Firstly, the ability to build intercontinental ballistic missiles (ICBMs) - which travel mostly through space on their way to their targets - is expected to spread around the globe in coming decades. Some in the Pentagon believe they need detection satellites at a minimum to deal with this threat, and perhaps space-based raygun cannons or interceptor "kill vehicles" too.

Secondly, there's a strong push in Washington behind the idea that the USA should be able to intervene militarily anywhere on the face of the globe within a matter of hours, or even just minutes. America can do this already, actually, but today the only guaranteed, quick, anywhere-at-all option is a nuclear bomb. Various radical plans are circulating within the US defence department to use suborbital space transportation of some kind to deliver less devastating payloads. This might be as simple as putting a conventional bomb or bombs in an ICBM instead of the nukes. Alternatively it might be as complicated as firing some US Marines round the world on a rocket of some kind. (Options for getting them back again remain unclear at present.) There is also a scheme to shoot off a one-shot robot spyplane rather than going straight to the nuke, ordinary bomb or spaceborne suicide squad.

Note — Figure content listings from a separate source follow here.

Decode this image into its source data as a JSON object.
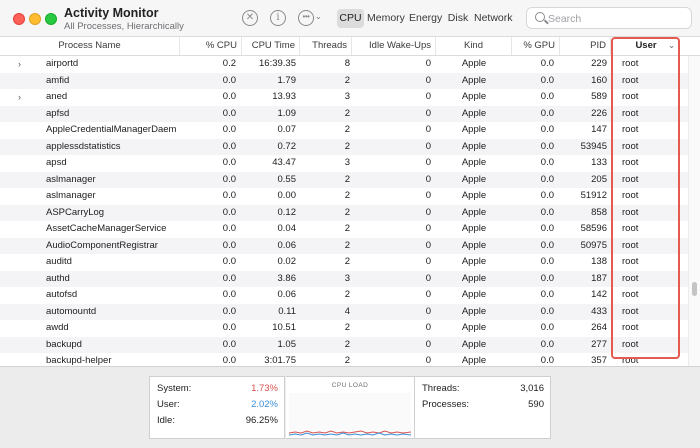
{
  "window": {
    "title": "Activity Monitor",
    "subtitle": "All Processes, Hierarchically"
  },
  "toolbar": {
    "stop_icon": "xmark-circle-icon",
    "info_icon": "info-circle-icon",
    "more_icon": "ellipsis-circle-icon",
    "tabs": [
      {
        "label": "CPU",
        "selected": true
      },
      {
        "label": "Memory",
        "selected": false
      },
      {
        "label": "Energy",
        "selected": false
      },
      {
        "label": "Disk",
        "selected": false
      },
      {
        "label": "Network",
        "selected": false
      }
    ],
    "search": {
      "placeholder": "Search",
      "value": ""
    }
  },
  "columns": [
    "Process Name",
    "% CPU",
    "CPU Time",
    "Threads",
    "Idle Wake-Ups",
    "Kind",
    "% GPU",
    "PID",
    "User"
  ],
  "sort_column": "User",
  "rows": [
    {
      "expandable": true,
      "name": "airportd",
      "cpu": "0.2",
      "cpu_time": "16:39.35",
      "threads": "8",
      "idle_wakeups": "0",
      "kind": "Apple",
      "gpu": "0.0",
      "pid": "229",
      "user": "root"
    },
    {
      "expandable": false,
      "name": "amfid",
      "cpu": "0.0",
      "cpu_time": "1.79",
      "threads": "2",
      "idle_wakeups": "0",
      "kind": "Apple",
      "gpu": "0.0",
      "pid": "160",
      "user": "root"
    },
    {
      "expandable": true,
      "name": "aned",
      "cpu": "0.0",
      "cpu_time": "13.93",
      "threads": "3",
      "idle_wakeups": "0",
      "kind": "Apple",
      "gpu": "0.0",
      "pid": "589",
      "user": "root"
    },
    {
      "expandable": false,
      "name": "apfsd",
      "cpu": "0.0",
      "cpu_time": "1.09",
      "threads": "2",
      "idle_wakeups": "0",
      "kind": "Apple",
      "gpu": "0.0",
      "pid": "226",
      "user": "root"
    },
    {
      "expandable": false,
      "name": "AppleCredentialManagerDaemon",
      "cpu": "0.0",
      "cpu_time": "0.07",
      "threads": "2",
      "idle_wakeups": "0",
      "kind": "Apple",
      "gpu": "0.0",
      "pid": "147",
      "user": "root"
    },
    {
      "expandable": false,
      "name": "applessdstatistics",
      "cpu": "0.0",
      "cpu_time": "0.72",
      "threads": "2",
      "idle_wakeups": "0",
      "kind": "Apple",
      "gpu": "0.0",
      "pid": "53945",
      "user": "root"
    },
    {
      "expandable": false,
      "name": "apsd",
      "cpu": "0.0",
      "cpu_time": "43.47",
      "threads": "3",
      "idle_wakeups": "0",
      "kind": "Apple",
      "gpu": "0.0",
      "pid": "133",
      "user": "root"
    },
    {
      "expandable": false,
      "name": "aslmanager",
      "cpu": "0.0",
      "cpu_time": "0.55",
      "threads": "2",
      "idle_wakeups": "0",
      "kind": "Apple",
      "gpu": "0.0",
      "pid": "205",
      "user": "root"
    },
    {
      "expandable": false,
      "name": "aslmanager",
      "cpu": "0.0",
      "cpu_time": "0.00",
      "threads": "2",
      "idle_wakeups": "0",
      "kind": "Apple",
      "gpu": "0.0",
      "pid": "51912",
      "user": "root"
    },
    {
      "expandable": false,
      "name": "ASPCarryLog",
      "cpu": "0.0",
      "cpu_time": "0.12",
      "threads": "2",
      "idle_wakeups": "0",
      "kind": "Apple",
      "gpu": "0.0",
      "pid": "858",
      "user": "root"
    },
    {
      "expandable": false,
      "name": "AssetCacheManagerService",
      "cpu": "0.0",
      "cpu_time": "0.04",
      "threads": "2",
      "idle_wakeups": "0",
      "kind": "Apple",
      "gpu": "0.0",
      "pid": "58596",
      "user": "root"
    },
    {
      "expandable": false,
      "name": "AudioComponentRegistrar",
      "cpu": "0.0",
      "cpu_time": "0.06",
      "threads": "2",
      "idle_wakeups": "0",
      "kind": "Apple",
      "gpu": "0.0",
      "pid": "50975",
      "user": "root"
    },
    {
      "expandable": false,
      "name": "auditd",
      "cpu": "0.0",
      "cpu_time": "0.02",
      "threads": "2",
      "idle_wakeups": "0",
      "kind": "Apple",
      "gpu": "0.0",
      "pid": "138",
      "user": "root"
    },
    {
      "expandable": false,
      "name": "authd",
      "cpu": "0.0",
      "cpu_time": "3.86",
      "threads": "3",
      "idle_wakeups": "0",
      "kind": "Apple",
      "gpu": "0.0",
      "pid": "187",
      "user": "root"
    },
    {
      "expandable": false,
      "name": "autofsd",
      "cpu": "0.0",
      "cpu_time": "0.06",
      "threads": "2",
      "idle_wakeups": "0",
      "kind": "Apple",
      "gpu": "0.0",
      "pid": "142",
      "user": "root"
    },
    {
      "expandable": false,
      "name": "automountd",
      "cpu": "0.0",
      "cpu_time": "0.11",
      "threads": "4",
      "idle_wakeups": "0",
      "kind": "Apple",
      "gpu": "0.0",
      "pid": "433",
      "user": "root"
    },
    {
      "expandable": false,
      "name": "awdd",
      "cpu": "0.0",
      "cpu_time": "10.51",
      "threads": "2",
      "idle_wakeups": "0",
      "kind": "Apple",
      "gpu": "0.0",
      "pid": "264",
      "user": "root"
    },
    {
      "expandable": false,
      "name": "backupd",
      "cpu": "0.0",
      "cpu_time": "1.05",
      "threads": "2",
      "idle_wakeups": "0",
      "kind": "Apple",
      "gpu": "0.0",
      "pid": "277",
      "user": "root"
    },
    {
      "expandable": false,
      "name": "backupd-helper",
      "cpu": "0.0",
      "cpu_time": "3:01.75",
      "threads": "2",
      "idle_wakeups": "0",
      "kind": "Apple",
      "gpu": "0.0",
      "pid": "357",
      "user": "root"
    }
  ],
  "summary": {
    "system_label": "System:",
    "system_value": "1.73%",
    "user_label": "User:",
    "user_value": "2.02%",
    "idle_label": "Idle:",
    "idle_value": "96.25%",
    "graph_title": "CPU LOAD",
    "threads_label": "Threads:",
    "threads_value": "3,016",
    "processes_label": "Processes:",
    "processes_value": "590"
  },
  "colors": {
    "system": "#d9534f",
    "user": "#3b8fd9",
    "highlight": "#e45a4e",
    "tab_selected_bg": "#dcdcdc"
  }
}
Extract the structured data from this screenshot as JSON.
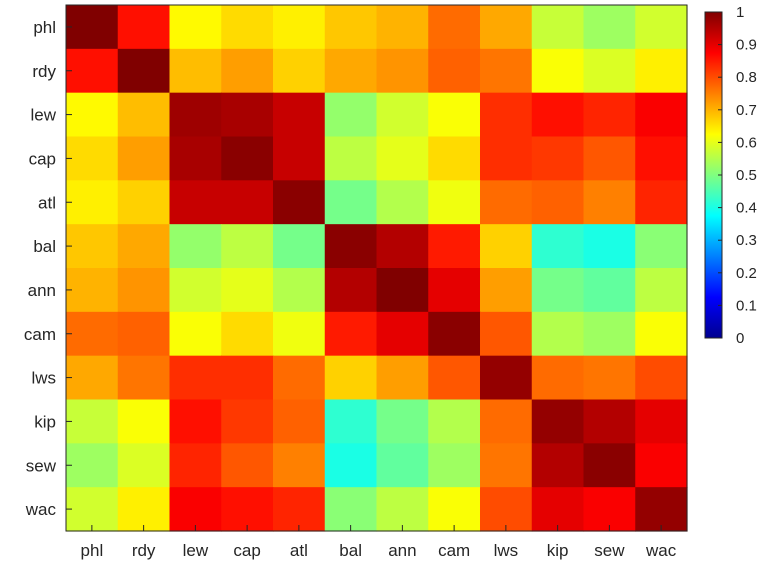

It's occasionally argued that this type of thing would be easier if the stuff was already up in space, so that you wouldn't have to fire it up there. That's another school of why-we-need-space-forces thought. (It's also the main military justification for hypersonic plane projects.)

Then we get onto more realistic stuff. It is a fact that the US has a lot of very important space infrastructure in orbit already. Examples include the Global Positioning System (GPS) nav-sats - also used by the rest of the world - much of the US military's comms backbone, swarms of secret spy satellites etc. etc. What with the inscrutable Chinese commies having recently demonstrated that they can shoot down satellites, various hopeful people in the Pentagon are predicting beautiful capital-intensive future satellite wars, which would of course require loads of kinetic-intercept or raygun hardware in space.

The new report, Arming the Heavens: A Preliminary Assessment of the Potential Cost and Cost-Effectiveness of Space-Based Weapons, from the Center for Strategic and Budgetary Assessments, assesses all these things.

"Space has been militarized for many years," writes the author, Steven M. Kosiak. But "it has not, at least as far as can be determined from unclassified sources, been weaponized... satellites have been used to provide intelligence, targeting and other support to terrestrial-based forces and weapons."

That sounds pretty fair, though the Cold War Russian ASAT programme came quite close to being a space weapon. It would normally circle the Earth twice before intercepting and blowing up its target satellite. (The Russkie ASAT was only ever used in tests against Soviet-owned targets, and seems to have been binned in the early '80s.)

Kosiak goes on to say that:

Some analysts believe that the weaponization of space is inevitable and that the United States can and should move rapidly to acquire and field a range of space-based weapons. Others argue that the United States has more to lose than any other country if space is weaponized... sparking or accelerating an arms race in space that the United States should... be seeking to avert or, at least, delay as long as possible.

Old Blighty faced a similar debate in its own days as sole superpower, when the all-big-gun dreadnought battleships were on the drawing boards at the turn of the 20th century. Should Britain build the new battlewagons, thus triggering a dreadnought arms race - and so wipe out its painfully-accrued global dominance in older types of warship?

Had he been around, Kosiak might have advised against the Royal Navy's decision to get into dreadnoughts - certainly if his conclusions on the desirability of a US space battlefleet are anything to go by.